In the last several years life coaching has become more prominent among couples. Here's what McCluskey had to say about the rewards a couple can attain through life coaching.
Why would a couple seek a life coach?
Because they want to grow their marriage or they want to pursue a stronger or clearer vision for their family.
One of the most frequent reasons is to enhance their level of intimacy. They have a good marriage but are plateauing. They may feel their lives are scattered and out of control. And they want help getting back on track, help clarifying and living out God's unique calling on their lives.
They may need help working through obstacles to get a spouse home from the work force or a job change, or they're preparing for empty nesting or graduate school.
Another reason is blended families. A primary conflict in a blended family is children. So rather than just hold your breath and hope for the best or wait for the inevitable conflict, many blended families will work with a coach to help them proactively develop a better vision for how to blend their family and to head off the problems before they take root.
I also work with couples as they move their families into the pre-teen and teen years. A lot of parents stumble through those years never nailing down a clear vision, and they wind up having the default vision of our Western culture: simply "surviving."

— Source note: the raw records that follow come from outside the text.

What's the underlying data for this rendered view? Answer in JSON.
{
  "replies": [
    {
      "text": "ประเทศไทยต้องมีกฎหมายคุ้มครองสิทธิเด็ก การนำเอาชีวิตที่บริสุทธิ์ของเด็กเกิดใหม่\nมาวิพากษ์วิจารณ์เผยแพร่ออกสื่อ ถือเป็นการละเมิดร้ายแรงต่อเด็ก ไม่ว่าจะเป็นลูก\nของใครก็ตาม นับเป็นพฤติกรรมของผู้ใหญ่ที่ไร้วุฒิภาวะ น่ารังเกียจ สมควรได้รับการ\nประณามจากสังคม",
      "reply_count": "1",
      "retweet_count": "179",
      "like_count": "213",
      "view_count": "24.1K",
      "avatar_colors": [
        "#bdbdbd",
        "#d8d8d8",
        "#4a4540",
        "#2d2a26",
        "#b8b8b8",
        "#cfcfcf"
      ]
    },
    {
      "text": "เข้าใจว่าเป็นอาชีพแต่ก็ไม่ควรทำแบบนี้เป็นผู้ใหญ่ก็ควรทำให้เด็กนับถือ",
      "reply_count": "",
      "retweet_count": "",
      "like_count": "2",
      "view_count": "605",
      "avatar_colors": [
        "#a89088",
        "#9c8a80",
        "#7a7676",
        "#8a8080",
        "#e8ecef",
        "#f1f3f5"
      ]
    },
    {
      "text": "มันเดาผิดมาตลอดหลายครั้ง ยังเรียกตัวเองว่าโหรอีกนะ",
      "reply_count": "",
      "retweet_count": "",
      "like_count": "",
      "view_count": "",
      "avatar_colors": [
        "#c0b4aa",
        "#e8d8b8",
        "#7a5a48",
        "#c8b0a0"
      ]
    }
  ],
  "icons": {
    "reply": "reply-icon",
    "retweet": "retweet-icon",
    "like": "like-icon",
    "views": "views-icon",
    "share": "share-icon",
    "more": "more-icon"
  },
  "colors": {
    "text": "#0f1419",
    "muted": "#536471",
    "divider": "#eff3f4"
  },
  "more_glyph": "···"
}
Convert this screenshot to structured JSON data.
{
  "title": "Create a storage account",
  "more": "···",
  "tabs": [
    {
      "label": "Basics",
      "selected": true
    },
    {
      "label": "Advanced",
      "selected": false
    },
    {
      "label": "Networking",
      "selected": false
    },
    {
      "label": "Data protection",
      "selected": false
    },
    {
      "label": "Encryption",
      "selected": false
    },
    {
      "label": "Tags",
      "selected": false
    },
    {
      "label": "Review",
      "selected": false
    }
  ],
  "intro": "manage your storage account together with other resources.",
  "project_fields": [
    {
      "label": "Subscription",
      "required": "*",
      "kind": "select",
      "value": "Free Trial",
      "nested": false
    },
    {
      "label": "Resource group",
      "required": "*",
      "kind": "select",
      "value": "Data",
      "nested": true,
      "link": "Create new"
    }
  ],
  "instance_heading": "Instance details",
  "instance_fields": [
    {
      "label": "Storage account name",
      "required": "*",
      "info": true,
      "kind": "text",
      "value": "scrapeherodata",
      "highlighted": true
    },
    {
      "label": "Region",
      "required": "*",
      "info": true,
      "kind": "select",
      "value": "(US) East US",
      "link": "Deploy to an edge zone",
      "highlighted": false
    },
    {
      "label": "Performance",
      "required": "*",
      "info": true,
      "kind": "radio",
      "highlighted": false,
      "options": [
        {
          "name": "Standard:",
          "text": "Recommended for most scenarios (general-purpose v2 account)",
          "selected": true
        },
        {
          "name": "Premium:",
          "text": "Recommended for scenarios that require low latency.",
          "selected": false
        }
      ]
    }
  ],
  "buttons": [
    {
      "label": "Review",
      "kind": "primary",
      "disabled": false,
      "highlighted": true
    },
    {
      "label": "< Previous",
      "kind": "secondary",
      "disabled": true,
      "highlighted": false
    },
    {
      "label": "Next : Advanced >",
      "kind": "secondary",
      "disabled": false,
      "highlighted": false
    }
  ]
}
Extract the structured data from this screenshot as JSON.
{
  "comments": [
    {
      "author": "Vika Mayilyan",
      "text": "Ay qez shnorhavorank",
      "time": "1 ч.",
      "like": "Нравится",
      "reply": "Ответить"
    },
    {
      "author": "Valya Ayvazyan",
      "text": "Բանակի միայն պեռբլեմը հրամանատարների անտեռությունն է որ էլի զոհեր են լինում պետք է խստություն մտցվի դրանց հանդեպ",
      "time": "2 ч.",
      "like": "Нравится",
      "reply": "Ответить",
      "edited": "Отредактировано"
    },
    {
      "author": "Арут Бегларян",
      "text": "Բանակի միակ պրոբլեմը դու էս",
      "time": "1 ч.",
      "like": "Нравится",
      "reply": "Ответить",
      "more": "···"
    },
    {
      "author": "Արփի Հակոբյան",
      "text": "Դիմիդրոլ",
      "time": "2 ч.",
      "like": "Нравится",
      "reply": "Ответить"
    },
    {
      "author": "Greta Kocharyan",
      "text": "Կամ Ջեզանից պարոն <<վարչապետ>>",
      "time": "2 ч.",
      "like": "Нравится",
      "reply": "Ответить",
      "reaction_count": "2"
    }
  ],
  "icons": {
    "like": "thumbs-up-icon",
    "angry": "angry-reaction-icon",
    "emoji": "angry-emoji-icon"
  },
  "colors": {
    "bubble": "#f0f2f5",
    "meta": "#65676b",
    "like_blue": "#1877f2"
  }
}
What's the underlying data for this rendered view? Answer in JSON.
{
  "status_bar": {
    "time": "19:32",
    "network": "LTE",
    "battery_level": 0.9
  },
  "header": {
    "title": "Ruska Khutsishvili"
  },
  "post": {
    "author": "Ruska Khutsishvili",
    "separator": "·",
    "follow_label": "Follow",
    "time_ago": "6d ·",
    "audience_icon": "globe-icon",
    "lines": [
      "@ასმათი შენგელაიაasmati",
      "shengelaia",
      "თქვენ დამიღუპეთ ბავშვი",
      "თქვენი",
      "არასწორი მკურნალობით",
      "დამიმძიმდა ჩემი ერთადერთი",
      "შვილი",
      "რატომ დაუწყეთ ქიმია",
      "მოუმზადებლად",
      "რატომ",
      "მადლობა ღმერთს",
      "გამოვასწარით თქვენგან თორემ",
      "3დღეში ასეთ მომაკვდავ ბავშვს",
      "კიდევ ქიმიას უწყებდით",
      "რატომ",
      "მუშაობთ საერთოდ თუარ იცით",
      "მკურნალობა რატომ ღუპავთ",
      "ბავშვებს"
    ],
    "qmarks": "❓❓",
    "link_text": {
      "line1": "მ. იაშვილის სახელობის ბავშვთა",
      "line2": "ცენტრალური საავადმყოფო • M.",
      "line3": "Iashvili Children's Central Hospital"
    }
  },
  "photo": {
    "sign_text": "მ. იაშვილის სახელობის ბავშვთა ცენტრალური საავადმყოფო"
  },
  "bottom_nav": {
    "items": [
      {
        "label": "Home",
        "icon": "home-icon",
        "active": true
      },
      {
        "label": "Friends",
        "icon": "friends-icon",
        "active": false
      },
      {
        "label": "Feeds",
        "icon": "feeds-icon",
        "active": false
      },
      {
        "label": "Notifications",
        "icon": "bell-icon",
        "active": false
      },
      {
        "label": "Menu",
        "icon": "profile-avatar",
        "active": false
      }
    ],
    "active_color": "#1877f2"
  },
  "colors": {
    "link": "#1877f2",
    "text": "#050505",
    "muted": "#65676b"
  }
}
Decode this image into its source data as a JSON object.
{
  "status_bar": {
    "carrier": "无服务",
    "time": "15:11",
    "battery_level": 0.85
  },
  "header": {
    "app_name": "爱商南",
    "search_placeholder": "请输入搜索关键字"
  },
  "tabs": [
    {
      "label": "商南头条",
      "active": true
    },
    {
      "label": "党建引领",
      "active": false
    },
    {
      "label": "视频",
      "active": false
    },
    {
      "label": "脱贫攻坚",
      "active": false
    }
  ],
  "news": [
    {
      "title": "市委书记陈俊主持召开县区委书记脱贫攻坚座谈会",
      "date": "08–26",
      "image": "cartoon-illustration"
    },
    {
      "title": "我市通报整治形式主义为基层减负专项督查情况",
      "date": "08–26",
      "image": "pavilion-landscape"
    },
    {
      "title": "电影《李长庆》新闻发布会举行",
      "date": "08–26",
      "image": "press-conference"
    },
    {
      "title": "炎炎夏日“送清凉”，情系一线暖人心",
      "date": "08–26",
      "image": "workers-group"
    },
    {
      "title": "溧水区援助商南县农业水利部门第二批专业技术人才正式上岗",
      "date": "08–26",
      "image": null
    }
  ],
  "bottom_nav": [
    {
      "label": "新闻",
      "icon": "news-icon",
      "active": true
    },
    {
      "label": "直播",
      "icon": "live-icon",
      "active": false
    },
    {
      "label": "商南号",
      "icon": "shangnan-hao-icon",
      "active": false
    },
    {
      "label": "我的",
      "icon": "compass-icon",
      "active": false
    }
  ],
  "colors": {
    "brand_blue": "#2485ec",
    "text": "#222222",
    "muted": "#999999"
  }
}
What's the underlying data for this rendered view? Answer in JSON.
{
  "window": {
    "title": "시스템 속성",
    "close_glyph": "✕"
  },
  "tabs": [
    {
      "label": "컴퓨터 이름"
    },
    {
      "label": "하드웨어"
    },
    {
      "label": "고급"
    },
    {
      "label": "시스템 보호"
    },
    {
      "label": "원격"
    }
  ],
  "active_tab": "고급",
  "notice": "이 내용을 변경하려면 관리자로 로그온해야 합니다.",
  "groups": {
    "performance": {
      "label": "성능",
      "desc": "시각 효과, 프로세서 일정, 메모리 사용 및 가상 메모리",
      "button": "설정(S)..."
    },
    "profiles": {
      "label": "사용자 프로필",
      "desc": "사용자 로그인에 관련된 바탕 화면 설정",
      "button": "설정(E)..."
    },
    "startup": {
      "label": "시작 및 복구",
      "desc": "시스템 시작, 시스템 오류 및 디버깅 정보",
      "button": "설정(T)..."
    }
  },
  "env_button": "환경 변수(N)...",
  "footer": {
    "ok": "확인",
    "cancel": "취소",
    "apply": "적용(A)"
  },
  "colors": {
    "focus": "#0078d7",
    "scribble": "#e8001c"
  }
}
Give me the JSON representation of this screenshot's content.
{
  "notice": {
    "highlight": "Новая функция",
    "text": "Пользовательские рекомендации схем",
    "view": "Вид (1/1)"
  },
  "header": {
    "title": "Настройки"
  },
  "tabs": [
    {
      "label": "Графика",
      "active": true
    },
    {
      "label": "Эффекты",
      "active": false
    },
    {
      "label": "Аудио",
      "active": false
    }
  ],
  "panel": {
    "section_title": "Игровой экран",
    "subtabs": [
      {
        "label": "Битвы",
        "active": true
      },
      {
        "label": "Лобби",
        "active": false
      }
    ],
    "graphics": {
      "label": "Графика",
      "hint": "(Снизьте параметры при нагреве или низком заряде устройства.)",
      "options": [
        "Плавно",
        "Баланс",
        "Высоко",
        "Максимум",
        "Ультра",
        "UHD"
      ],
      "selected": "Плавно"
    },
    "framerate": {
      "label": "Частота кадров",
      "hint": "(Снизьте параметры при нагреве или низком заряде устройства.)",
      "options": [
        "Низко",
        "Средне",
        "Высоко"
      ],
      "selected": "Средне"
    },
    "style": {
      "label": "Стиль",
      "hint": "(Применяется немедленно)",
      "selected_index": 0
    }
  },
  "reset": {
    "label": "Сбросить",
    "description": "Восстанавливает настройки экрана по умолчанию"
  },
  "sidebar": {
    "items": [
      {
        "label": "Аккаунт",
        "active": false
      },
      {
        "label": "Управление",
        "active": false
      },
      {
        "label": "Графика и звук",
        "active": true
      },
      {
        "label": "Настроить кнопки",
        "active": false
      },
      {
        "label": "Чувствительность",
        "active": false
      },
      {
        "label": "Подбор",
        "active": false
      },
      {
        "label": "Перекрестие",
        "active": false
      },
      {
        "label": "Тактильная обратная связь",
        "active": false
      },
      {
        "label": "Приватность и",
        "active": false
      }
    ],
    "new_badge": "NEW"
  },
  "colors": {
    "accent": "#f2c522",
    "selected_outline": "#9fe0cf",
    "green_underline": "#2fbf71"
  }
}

They wander through those years thinking, Where do the kids need to be now? What new activities are they involved in? How am I going to deal with this new mouthiness? What am I going to do about this new group of friends they're hanging with?
They're constantly reacting to every new "crisis." And so couples become like a steel ball in a pinball machine, bouncing off whatever's screaming for their attention. That's not an effective way to do family or marriage. They need to identify what they're going to say "yes" to in their family and what they're going to say "no" to.